Question about cisco pix 506e

[ciscopix77]

Hi all

I am new to the world of Cisco pix firewalls. We have just bought a pix 506E and we have a server running windows server 2003 and a cisco 2950T-24 switch. The server will be connected to the switch and they will be behind the firewall.

I was wondering how can I configure the firewall so the server can only accept remote desktop connections and vnc so we can access it remotely. This is what is needed for the moment. What access lists will I need and can I use the pix device manager to do it rather than command line?

Your assistance will be appreciated! Thanks in advance.

 

[fdurham]

Here is a basic overview. I will assume you have more than one static Public IP address.

access-list 100 permit tcp any host (public IP) eq 3389 <-- RDP Ports
access-list 100 permit tcp any host (public IP) range 5900 5905 <-- VNC port

static (inside,outside) <public IP> <internal ip> netmask 255.255.255.255 <--- line translates the public IP to the internal Ip of your server.

ip access-group 100 in interface outside <-- Applies the above access-list to the outside interface.

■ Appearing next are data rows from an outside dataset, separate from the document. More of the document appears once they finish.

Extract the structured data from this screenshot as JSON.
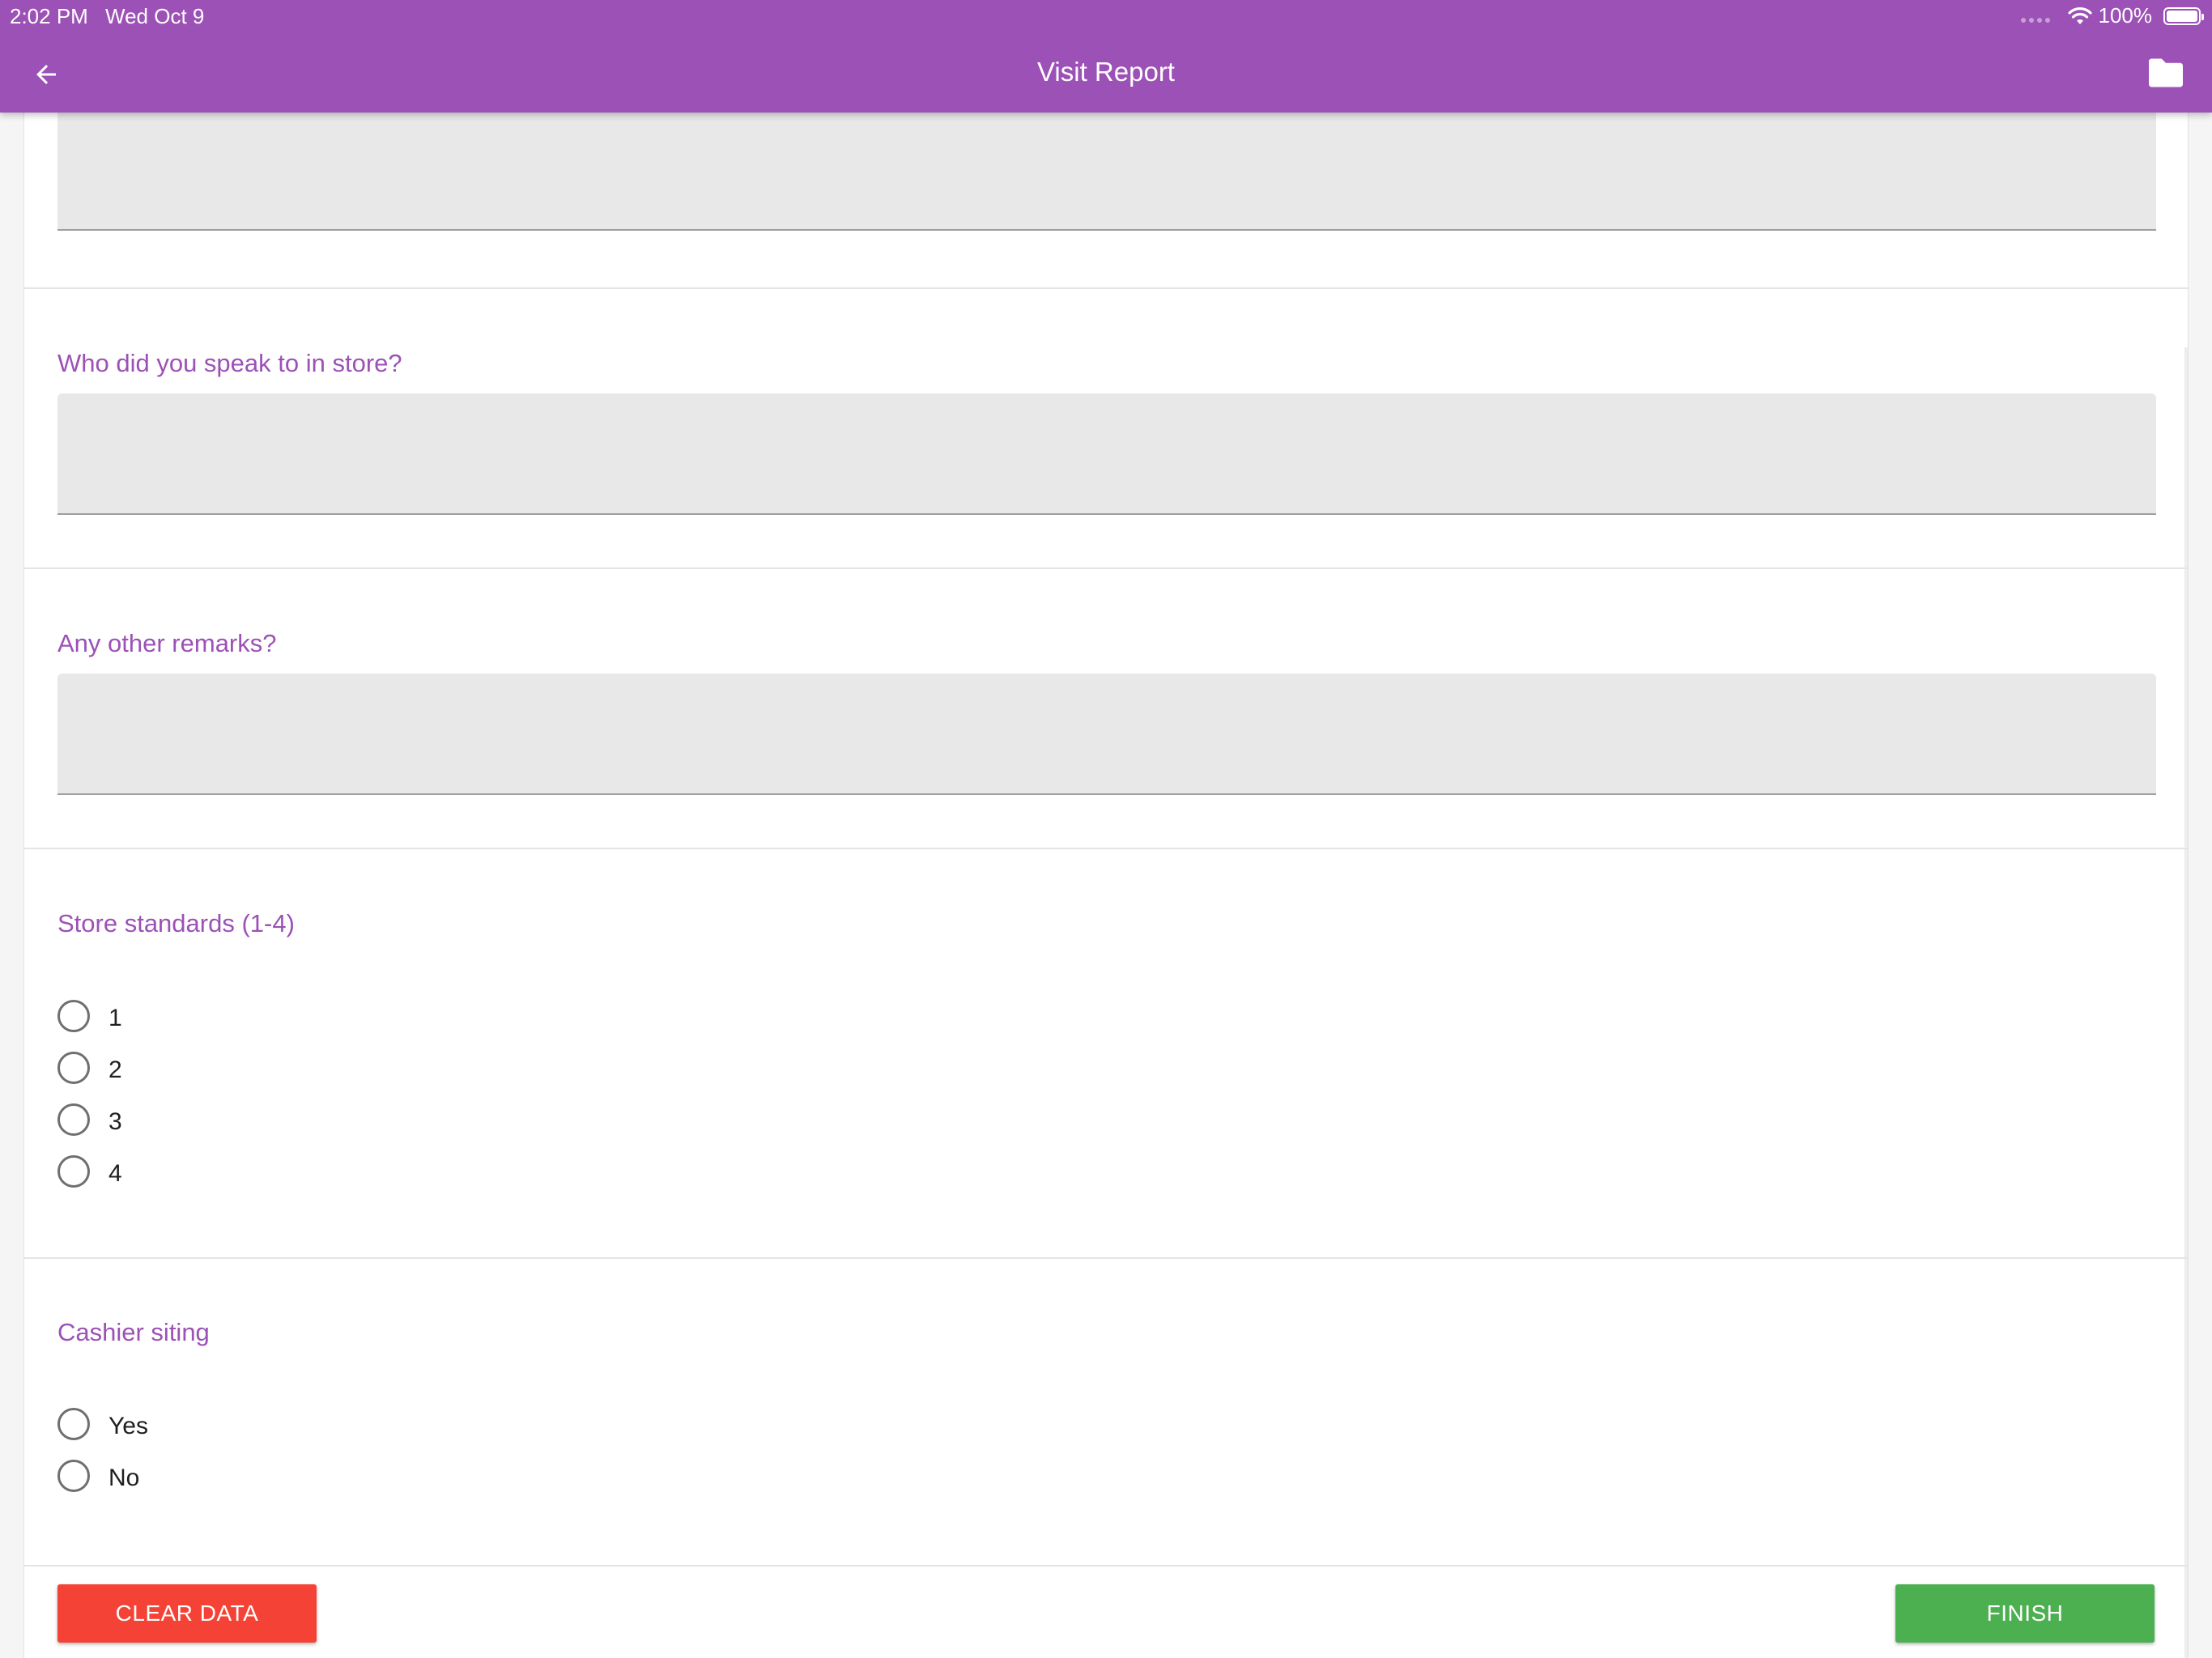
{
  "status_bar": {
    "time": "2:02 PM",
    "date": "Wed Oct 9",
    "battery": "100%"
  },
  "app_bar": {
    "title": "Visit Report",
    "back_icon": "arrow-left-icon",
    "folder_icon": "folder-icon"
  },
  "form": {
    "previous_answer": {
      "value": ""
    },
    "spoke_to": {
      "question": "Who did you speak to in store?",
      "value": ""
    },
    "remarks": {
      "question": "Any other remarks?",
      "value": ""
    },
    "store_standards": {
      "question": "Store standards (1-4)",
      "options": [
        "1",
        "2",
        "3",
        "4"
      ],
      "selected": null
    },
    "cashier_siting": {
      "question": "Cashier siting",
      "options": [
        "Yes",
        "No"
      ],
      "selected": null
    }
  },
  "footer": {
    "clear_label": "CLEAR DATA",
    "finish_label": "FINISH"
  },
  "colors": {
    "primary": "#9c51b6",
    "clear": "#f44336",
    "finish": "#4caf50",
    "input_bg": "#e8e8e8"
  }
}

That should give you access to your server from the outside. To be more secure, if you can nail down what IP address from the outside you are coming from, that will be even more secure.

Let me know if you need more.

Frank

 

[ciscopix77]

Hi Frank

Thanks a lot for the quick reply.This makes sense. I just had a question about this command:

static (inside,outside) <public IP> <internal ip> netmask 255.255.255.255

Is this a command line command that I just type like that?? What if I add a second server? What goes in the internal ip?? 2 addresses? Is the netmask always the same?

Also, if i do these commands using the command line, I know there will be an implicit deny at the end so no need to add anything there. Right? What about pix device manager, how do u add the implicit deny? Just asking to have more info, but the command line will do! Sorry for all this!

Thanks a lot once again!

 

[lgarner]

All ACL's, for IOS and FOS, have an implicit "deny ip any any" at the end. You don't have to do anything.

How you use the static NAT depends partly on whether you have multiple public IP addresses available. If so, you can use the command as shown. If not, you'll have to forward just the required ports, and you can't forward the same port to two servers. I'd suggest using a VPN in that case.

 

[fdurham]

the only thing you substitute in the command is the portiona of the public IP and private IP. This is a one to one mapping so each IP address has to be different. For example, let assume you were assigned a netblock of 14 Ip address usable. Your network ID is 217.55.201.0/28. Your pix is using the ip of 217.55.201.2. You assign one server on the inside to 217.55.201.3 and the second server to .4. Ok we also will assume your internal ip addresses are set up you the following class C of 192.168.1.0/24. Your servers are assigned .5 and .6. So your static statement would look like this.

static (inside,outside) 217.55.201.2 192.168.1.5 netmask 255.255.255.255
static (inside,outside) 217.55.201.3 192.168.1.6 netmask 255.255.255.255

Now of course you also have to create the respective access-list as well.
You are also correct that you do not need to have a deny statement on the end, but you can add it there if you just like to see it there. As far as the PDM goes, to be honest I would learn the command line IOS, because it so much better. Then you can see what it looks like in PDM. There are some differences when doing it in PDM.

Frank

 

[ciscopix77]

Thanks for that! I will give it a go. I just had another question regarding the telnet command:

telnet AllowedIP Mask Inside

Does the allowed IP have to be an internal ip address? What if you want to telnet remotely? Could u put an external ip without the inside at the end of the command?? Sorry for all these questions and thanks for ur help!

 

[fdurham]

You cannot telnet from the outside, you can but you want it to be secure. So you would setup SSH.

ssh 0.0.0.0 0.0.0.0 outside (if you have a specific IP then replace the 0.0.0.0 0.0.0.0 with the IP and subnet mask)
ssh timeout 60

Frank

 

[ciscopix77]

Hi Frank

Thanks again for that. So I don't need to put a telnet statement with the outside command? Only the ssh is enough? Will the one above allow all ip's to telnet or ssh, but obviously there will be a password set(same as the telnet one?). How can I ssh to the firewall?? telnet command??or ssh command??

I hope I am not bombing with too many questions.I really appreciate your responses!

 

[fdurham]

The command above will allow any IP from the outside to ssh into your pix. If you know what IP exactly you will allow in, then good practice to only allow that IP. As far as getting into it, there is an application called PUTTY. If you do a ggogle search for it download it and you can use that client to connect. The username to get into the PIX is pix and the password is your telnet password.

Frank

 

[ciscopix77]

Thanks! Just making sure, no need for a telnet statement then? just ssh?

Thanks

 

[fdurham]

Use telnet from the inside only and even then you could just use the ssh for the inside. Never telnet from the outside.

Frank

 

[lgarner]

The "telnet" statement controls access via telnet, the "ssh" statement does the same for ssh, and the "http" statement for https.